Kendoff D, Citak M, Pearle A, Gardner M J, Hankemeier S, Krettek C, Hüfner T
Trauma Department, Hannover Medical School, Carl Neubergstrasse 1, 30625, Hannover, Germany, and Orthopaedic Department, Hospital for Special Surgery, New York, NY, USA.
Knee Surg Sports Traumatol Arthrosc. 2007 Aug;15(8):1003-8. doi: 10.1007/s00167-007-0308-x. Epub 2007 Mar 16.
Inaccurate coronal plane realignment is a common problem after high tibial osteotomy. It has been shown that lower limb rotation has an effect on the two-dimensional measurement of lower limb alignment. Although alignment errors are known to occur due to limb rotation, the magnitude of this effect is unknown. Navigation systems allow for the measurements of coronal plane alignment and dynamically rotational and sagittal plane. Our study evaluated the effect of rotational leg movements on coronal plane alignment as determined by image-free navigation. We hypothesized that a linear relationship exists between rotation and angular measurements. Eight cadavers were used, while three test conditions of the complete lower limbs were established: (1) solid knee arthrodesis, (2) provisional knee arthrodesis and (3) unconstrained knee conditions. Navigated measurements of coronal and sagittal lower limb axis were done initially without knee flexion for defined internal/external rotations of 5 degrees, 10 degrees and maximal values for all test series. Repeated test for the unconstrained knee included stepwise knee flexion of 5 degrees, 10 degrees and 20 degrees. Statistical analysis comparing the test conditions 1, 2 and 3 and comparison between flexion movements of the unconstrained knee were done. Results revealed no significant differences between the different rotations of test condition 1 (mean 0.34 degrees, SD 0.23, range, 0 degrees-0.8 degrees). Condition 2 similarly did not result in significant deviations (mean 0.51 degrees, SD 0.24, range 0.1 degrees-0.9 degrees). Measurement deviations ranging from 0.4 degrees to 4.3 degrees were found for condition 3, the unconstrained knee. However, no statistically different testings from the arthrodesed knee were found (P=0.099-0.410). Knee flexion from 5 degrees, 10 degrees or 20 degrees, showed significant deviations (P<0.05) for all rotations at all degrees of flexion. Rotation and flexion of 5 degrees led to significant alignment errors of 3.4 degrees and 2.8 degrees, respectively, for internal and external rotations. Measurement failures due to the rotational movements of 1 degree-4 degrees might add to additional sources of errors causing relevant under- or over-corrections of the mechanical leg axis. Discrepancies of the axis due to rotational movements as well as flexion of the knee joint can be avoided and corrected immediately with the help of navigation.

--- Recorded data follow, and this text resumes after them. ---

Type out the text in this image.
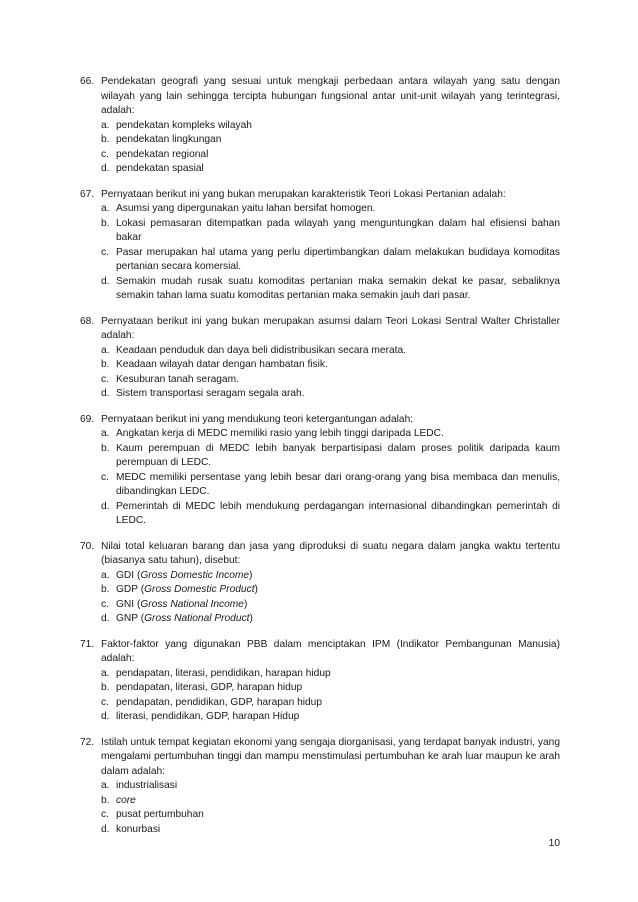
66. Pendekatan geografi yang sesuai untuk mengkaji perbedaan antara wilayah yang satu dengan wilayah yang lain sehingga tercipta hubungan fungsional antar unit-unit wilayah yang terintegrasi, adalah:
a. pendekatan kompleks wilayah
b. pendekatan lingkungan
c. pendekatan regional
d. pendekatan spasial
67. Pernyataan berikut ini yang bukan merupakan karakteristik Teori Lokasi Pertanian adalah:
a. Asumsi yang dipergunakan yaitu lahan bersifat homogen.
b. Lokasi pemasaran ditempatkan pada wilayah yang menguntungkan dalam hal efisiensi bahan bakar
c. Pasar merupakan hal utama yang perlu dipertimbangkan dalam melakukan budidaya komoditas pertanian secara komersial.
d. Semakin mudah rusak suatu komoditas pertanian maka semakin dekat ke pasar, sebaliknya semakin tahan lama suatu komoditas pertanian maka semakin jauh dari pasar.
68. Pernyataan berikut ini yang bukan merupakan asumsi dalam Teori Lokasi Sentral Walter Christaller adalah:
a. Keadaan penduduk dan daya beli didistribusikan secara merata.
b. Keadaan wilayah datar dengan hambatan fisik.
c. Kesuburan tanah seragam.
d. Sistem transportasi seragam segala arah.
69. Pernyataan berikut ini yang mendukung teori ketergantungan adalah:
a. Angkatan kerja di MEDC memiliki rasio yang lebih tinggi daripada LEDC.
b. Kaum perempuan di MEDC lebih banyak berpartisipasi dalam proses politik daripada kaum perempuan di LEDC.
c. MEDC memiliki persentase yang lebih besar dari orang-orang yang bisa membaca dan menulis, dibandingkan LEDC.
d. Pemerintah di MEDC lebih mendukung perdagangan internasional dibandingkan pemerintah di LEDC.
70. Nilai total keluaran barang dan jasa yang diproduksi di suatu negara dalam jangka waktu tertentu (biasanya satu tahun), disebut:
a. GDI (Gross Domestic Income)
b. GDP (Gross Domestic Product)
c. GNI (Gross National Income)
d. GNP (Gross National Product)
71. Faktor-faktor yang digunakan PBB dalam menciptakan IPM (Indikator Pembangunan Manusia) adalah:
a. pendapatan, literasi, pendidikan, harapan hidup
b. pendapatan, literasi, GDP, harapan hidup
c. pendapatan, pendidikan, GDP, harapan hidup
d. literasi, pendidikan, GDP, harapan Hidup
72. Istilah untuk tempat kegiatan ekonomi yang sengaja diorganisasi, yang terdapat banyak industri, yang mengalami pertumbuhan tinggi dan mampu menstimulasi pertumbuhan ke arah luar maupun ke arah dalam adalah:
a. industrialisasi
b. core
c. pusat pertumbuhan
d. konurbasi
10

胫骨高位截骨术后冠状面复位不准确是一个常见问题。研究表明,下肢旋转会影响下肢对线的二维测量。尽管已知肢体旋转会导致对线误差,但其影响程度尚不清楚。导航系统可用于测量冠状面的对线以及动态的旋转和矢状面。我们的研究评估了无影像导航确定的下肢旋转运动对冠状面对线的影响。我们假设旋转与角度测量之间存在线性关系。使用了8具尸体,同时建立了完整下肢的三种测试条件:(1)坚固的膝关节融合,(2)临时膝关节融合和(3)无约束膝关节条件。最初在膝关节不屈曲的情况下,对所有测试系列进行5度、10度的定义内/外旋转以及最大值时的冠状面和矢状面下肢轴线的导航测量。对无约束膝关节的重复测试包括逐步进行5度、10度和20度的膝关节屈曲。对测试条件1、2和3进行了统计分析比较,以及对无约束膝关节的屈曲运动进行了比较。结果显示,测试条件1的不同旋转之间无显著差异(平均值0.34度,标准差0.23,范围0度 - 0.8度)。条件2同样未导致显著偏差(平均值0.51度,标准差0.24,范围0.1度 - 0.9度)。在条件3(无约束膝关节)中发现测量偏差范围为0.4度至4.3度。然而,与融合膝关节相比,未发现统计学上的显著差异(P = 0.099 - 0.410)。在所有屈曲角度下,5度、10度或20度的膝关节屈曲在所有旋转角度下均显示出显著偏差(P < 0.05)。5度的旋转和屈曲分别导致内旋和外旋时显著的对线误差3.4度和2.8度。1度 - 4度的旋转运动导致的测量失败可能会增加额外的误差来源,从而导致机械下肢轴线的相关矫正不足或过度矫正。借助导航可以避免并立即纠正由于旋转运动以及膝关节屈曲导致的轴线差异。